Saturday, April 11, 2009

Legal and ethical issues

There are many highly publicised controversies in genetics,
including the use of modern genetic technologies in genetic
testing, embryo research, gene therapy and the potential
application of cloning techniques. In everyday clinical practice,
however, the legal and ethical issues faced by professionals
working in clinical genetics are generally similar to those in
other specialities. Certain dilemmas are more specific to
clinical genetics, for example, the issue of whether or not
genetic information belongs to the individual and/or to other
relatives remains controversial. Public perception of genetics is
made more sensitive by past abuses, often carried out in the
name of scientific progress. Whilst professionals have learnt
lessons from history, the public may still have anxieties about
the purpose of genetic services.

Informed consent

Competent adults can give informed consent for a procedure
when they have been given appropriate information by
professionals and have had the chance to think about it. With
regard to genetic tests, the information given needs to include
the reason for the test (diagnostic or predictive), its accuracy
and the implications of the result. It may be difficult to ensure
that consent is truly informed when the patient is a child, or
other vulnerable person, such as an individual with cognitive
impairment. This is of most concern if the proposed genetic
test is being carried out for the benefit of other members of the
family who wish to have a genetic disorder confirmed in order
to have their own risk assessed.

Genetic tests in childhood

In the UK the professional consensus is that a predictive
genetic test should be carried out in childhood only when it is
in the best interests of the child concerned. It is important to
note that both medical and non-medical issues need to be
considered when the child’s best interests are being assessed.
There may be a potential for conflict between the parents’
“need to know” and the child’s right to make his or her own
decisions on reaching adulthood. In most cases, genetic
counselling helps to resolve such situations without predictive
genetic testing being carried out during childhood, since
genetic tests for carrier state in autosomal recessive disorders
only become of consequence at reproductive age, and physical
examination to exclude the presence of clinical signs usually
avoids the need for predictive genetic testing for late-onset
dominant disorders.

Confidentiality

Confidentiality is not an absolute right. It may be breached, for
example, if there is a risk of serious harm to others. In practice,
however, it can be difficult to assess what constitutes serious
harm. There is the potential for conflict between an
individual’s right to privacy and his or her genetic relatives’
right to know information of relevance to themselves.
Occasionally patients are reluctant to disclose a genetic
diagnosis to other family members.
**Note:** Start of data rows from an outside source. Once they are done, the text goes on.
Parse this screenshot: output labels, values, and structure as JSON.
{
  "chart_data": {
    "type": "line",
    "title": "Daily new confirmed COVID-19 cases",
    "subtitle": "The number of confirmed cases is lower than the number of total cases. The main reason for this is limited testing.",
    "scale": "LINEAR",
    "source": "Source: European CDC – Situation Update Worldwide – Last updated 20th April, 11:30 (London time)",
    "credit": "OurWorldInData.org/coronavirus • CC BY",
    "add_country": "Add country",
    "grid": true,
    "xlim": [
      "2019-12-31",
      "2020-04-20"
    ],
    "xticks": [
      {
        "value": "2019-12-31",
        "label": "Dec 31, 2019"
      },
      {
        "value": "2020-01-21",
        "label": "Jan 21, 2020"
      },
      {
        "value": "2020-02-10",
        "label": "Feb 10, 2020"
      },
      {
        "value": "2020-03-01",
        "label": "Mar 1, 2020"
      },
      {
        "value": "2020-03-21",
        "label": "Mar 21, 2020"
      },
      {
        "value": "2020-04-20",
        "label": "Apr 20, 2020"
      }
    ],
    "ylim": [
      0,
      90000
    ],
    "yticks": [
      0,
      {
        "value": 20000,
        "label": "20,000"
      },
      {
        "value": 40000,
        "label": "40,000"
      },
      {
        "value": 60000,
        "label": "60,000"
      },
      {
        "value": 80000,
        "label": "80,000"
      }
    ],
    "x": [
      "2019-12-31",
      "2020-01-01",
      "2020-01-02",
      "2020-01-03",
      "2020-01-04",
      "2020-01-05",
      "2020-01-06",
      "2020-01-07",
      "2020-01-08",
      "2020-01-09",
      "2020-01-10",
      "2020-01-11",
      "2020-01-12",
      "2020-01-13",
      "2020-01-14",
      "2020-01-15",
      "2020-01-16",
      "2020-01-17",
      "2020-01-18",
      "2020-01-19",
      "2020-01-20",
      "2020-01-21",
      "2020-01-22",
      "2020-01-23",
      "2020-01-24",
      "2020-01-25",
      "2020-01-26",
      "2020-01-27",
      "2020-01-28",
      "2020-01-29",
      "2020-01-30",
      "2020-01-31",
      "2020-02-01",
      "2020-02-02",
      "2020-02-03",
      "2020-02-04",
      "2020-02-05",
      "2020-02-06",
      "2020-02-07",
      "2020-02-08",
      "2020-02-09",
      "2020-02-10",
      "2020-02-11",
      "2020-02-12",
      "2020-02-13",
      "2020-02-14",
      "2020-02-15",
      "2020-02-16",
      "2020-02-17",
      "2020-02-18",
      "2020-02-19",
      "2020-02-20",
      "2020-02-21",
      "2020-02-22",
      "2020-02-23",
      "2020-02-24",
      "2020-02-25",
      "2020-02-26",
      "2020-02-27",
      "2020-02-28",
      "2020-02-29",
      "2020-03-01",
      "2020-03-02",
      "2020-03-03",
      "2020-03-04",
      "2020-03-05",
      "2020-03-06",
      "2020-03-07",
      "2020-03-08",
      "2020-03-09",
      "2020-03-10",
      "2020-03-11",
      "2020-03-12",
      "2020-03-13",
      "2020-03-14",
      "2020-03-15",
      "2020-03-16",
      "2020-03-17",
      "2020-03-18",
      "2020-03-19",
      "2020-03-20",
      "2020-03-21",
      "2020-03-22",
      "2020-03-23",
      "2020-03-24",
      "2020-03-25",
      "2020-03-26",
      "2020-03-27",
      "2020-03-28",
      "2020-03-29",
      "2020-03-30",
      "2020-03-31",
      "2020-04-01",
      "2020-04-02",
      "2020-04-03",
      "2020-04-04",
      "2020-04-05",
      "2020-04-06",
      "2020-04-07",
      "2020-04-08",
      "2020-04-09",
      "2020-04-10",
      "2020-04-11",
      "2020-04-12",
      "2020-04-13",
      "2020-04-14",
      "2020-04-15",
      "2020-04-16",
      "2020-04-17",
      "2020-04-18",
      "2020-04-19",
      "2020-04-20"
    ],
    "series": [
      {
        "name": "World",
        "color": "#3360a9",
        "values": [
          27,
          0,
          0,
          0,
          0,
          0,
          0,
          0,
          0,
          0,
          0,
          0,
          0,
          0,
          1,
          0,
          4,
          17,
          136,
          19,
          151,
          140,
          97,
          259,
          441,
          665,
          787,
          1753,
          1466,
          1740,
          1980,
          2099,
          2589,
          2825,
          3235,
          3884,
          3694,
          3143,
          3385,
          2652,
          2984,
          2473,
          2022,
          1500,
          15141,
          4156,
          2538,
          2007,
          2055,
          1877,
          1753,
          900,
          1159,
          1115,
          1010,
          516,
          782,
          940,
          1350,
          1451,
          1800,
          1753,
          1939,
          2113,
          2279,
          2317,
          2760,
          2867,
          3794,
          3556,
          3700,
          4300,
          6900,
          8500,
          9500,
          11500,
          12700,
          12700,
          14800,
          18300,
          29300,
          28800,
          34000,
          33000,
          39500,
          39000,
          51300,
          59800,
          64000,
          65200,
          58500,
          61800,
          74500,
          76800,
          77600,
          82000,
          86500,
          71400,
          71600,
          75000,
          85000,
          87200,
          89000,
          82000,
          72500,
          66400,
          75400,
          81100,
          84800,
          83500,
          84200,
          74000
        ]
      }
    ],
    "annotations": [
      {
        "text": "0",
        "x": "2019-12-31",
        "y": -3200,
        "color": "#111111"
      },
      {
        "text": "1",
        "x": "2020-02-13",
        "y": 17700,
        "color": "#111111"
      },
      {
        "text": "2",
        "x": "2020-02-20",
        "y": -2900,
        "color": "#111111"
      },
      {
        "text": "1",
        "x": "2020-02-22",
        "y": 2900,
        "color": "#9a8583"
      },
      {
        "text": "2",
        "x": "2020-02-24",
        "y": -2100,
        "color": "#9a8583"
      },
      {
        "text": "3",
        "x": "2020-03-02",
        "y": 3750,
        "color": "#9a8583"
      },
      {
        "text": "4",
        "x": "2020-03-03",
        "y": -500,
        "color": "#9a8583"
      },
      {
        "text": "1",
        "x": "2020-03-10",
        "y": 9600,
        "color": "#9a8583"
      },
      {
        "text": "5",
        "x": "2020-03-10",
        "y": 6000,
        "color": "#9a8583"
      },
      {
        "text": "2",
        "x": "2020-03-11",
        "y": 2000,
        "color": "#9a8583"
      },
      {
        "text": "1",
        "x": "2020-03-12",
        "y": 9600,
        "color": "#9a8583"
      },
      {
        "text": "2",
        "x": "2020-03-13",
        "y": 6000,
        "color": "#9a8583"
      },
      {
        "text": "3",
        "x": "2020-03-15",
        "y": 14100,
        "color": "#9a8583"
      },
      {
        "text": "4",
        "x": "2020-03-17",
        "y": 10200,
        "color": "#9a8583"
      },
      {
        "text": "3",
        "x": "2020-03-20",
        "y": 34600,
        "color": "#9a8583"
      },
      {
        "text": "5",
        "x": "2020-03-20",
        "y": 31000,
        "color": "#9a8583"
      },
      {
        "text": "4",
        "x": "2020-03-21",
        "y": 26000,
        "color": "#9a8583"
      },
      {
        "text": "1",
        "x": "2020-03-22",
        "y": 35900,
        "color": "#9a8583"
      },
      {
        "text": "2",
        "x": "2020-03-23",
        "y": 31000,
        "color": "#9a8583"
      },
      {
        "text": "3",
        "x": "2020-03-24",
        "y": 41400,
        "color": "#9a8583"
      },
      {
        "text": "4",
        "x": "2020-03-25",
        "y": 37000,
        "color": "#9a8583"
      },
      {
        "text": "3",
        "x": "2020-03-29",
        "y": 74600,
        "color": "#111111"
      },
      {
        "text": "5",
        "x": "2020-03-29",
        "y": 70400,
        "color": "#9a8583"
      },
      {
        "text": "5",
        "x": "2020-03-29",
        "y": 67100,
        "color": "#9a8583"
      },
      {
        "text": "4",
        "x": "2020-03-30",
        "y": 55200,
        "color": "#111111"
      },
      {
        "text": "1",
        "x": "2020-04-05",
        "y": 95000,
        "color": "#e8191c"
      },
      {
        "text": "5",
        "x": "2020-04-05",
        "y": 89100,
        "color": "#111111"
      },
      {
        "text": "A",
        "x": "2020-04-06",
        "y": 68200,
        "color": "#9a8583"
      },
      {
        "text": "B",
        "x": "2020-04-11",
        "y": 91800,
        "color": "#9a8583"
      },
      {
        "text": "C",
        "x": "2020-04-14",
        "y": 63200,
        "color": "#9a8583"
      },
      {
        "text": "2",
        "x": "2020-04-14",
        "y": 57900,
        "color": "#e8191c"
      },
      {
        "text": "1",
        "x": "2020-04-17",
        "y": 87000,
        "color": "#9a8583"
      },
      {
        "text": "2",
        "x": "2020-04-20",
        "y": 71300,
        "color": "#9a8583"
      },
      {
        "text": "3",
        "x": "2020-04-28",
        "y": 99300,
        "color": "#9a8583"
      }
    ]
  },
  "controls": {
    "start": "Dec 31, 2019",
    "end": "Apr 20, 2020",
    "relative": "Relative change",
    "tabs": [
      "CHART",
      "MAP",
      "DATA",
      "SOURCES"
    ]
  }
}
In practice the individual’s
sense of responsibility to his or her relatives means that, in
time, important information is shared within most families.
There may also be conflict between an individual’s right to
privacy and the interests of other third parties, for example
employers and insurance companies.

Unsolicited information

Problems may arise where unsolicited information becomes
available. Non-paternity may be revealed either as a result of a
genetic test, or through discussion with another family member.
Where this would change the individual’s genetic risk, the
professional needs to consider whether to divulge this
information and to whom. In other situations a genetic test,
such as chromosomal analysis of an amniocentesis sample for
Down syndrome, may reveal an abnormality other than the one
being tested for. If this possibility is known before testing, it
should be explained to the person being tested.

Chromosomal analysis

The correct chromosome complement in humans was
established in 1956, and the first chromosomal disorders
(Down, Turner, and Klinefelter syndromes) were defined in
1959. Since then, refinements in techniques of preparing and
examining samples have led to the description of hundreds of
disorders that are due to chromosomal abnormalities.

Cell Division

Most human somatic cells are diploid (2n46), contain two
copies of the genome and divide by mitosis. Germline oocytes
and spermatocytes divide by meiosis to produce haploid
gametes (n23). Some human somatic cells, for example giant
megakaryocytes, are polyploid and others, for example muscle
cells, contain multiple diploid nuclei as a result of cell fusion.
During cell division the DNA of the chromosomes becomes
highly condensed and they become visible under the light
microscope as structures containing two chromatids joined
together by a single centromere. This structure is essential for
segregation of the chromosomes during cell division and
chromosomes without centromeres are lost from the cell.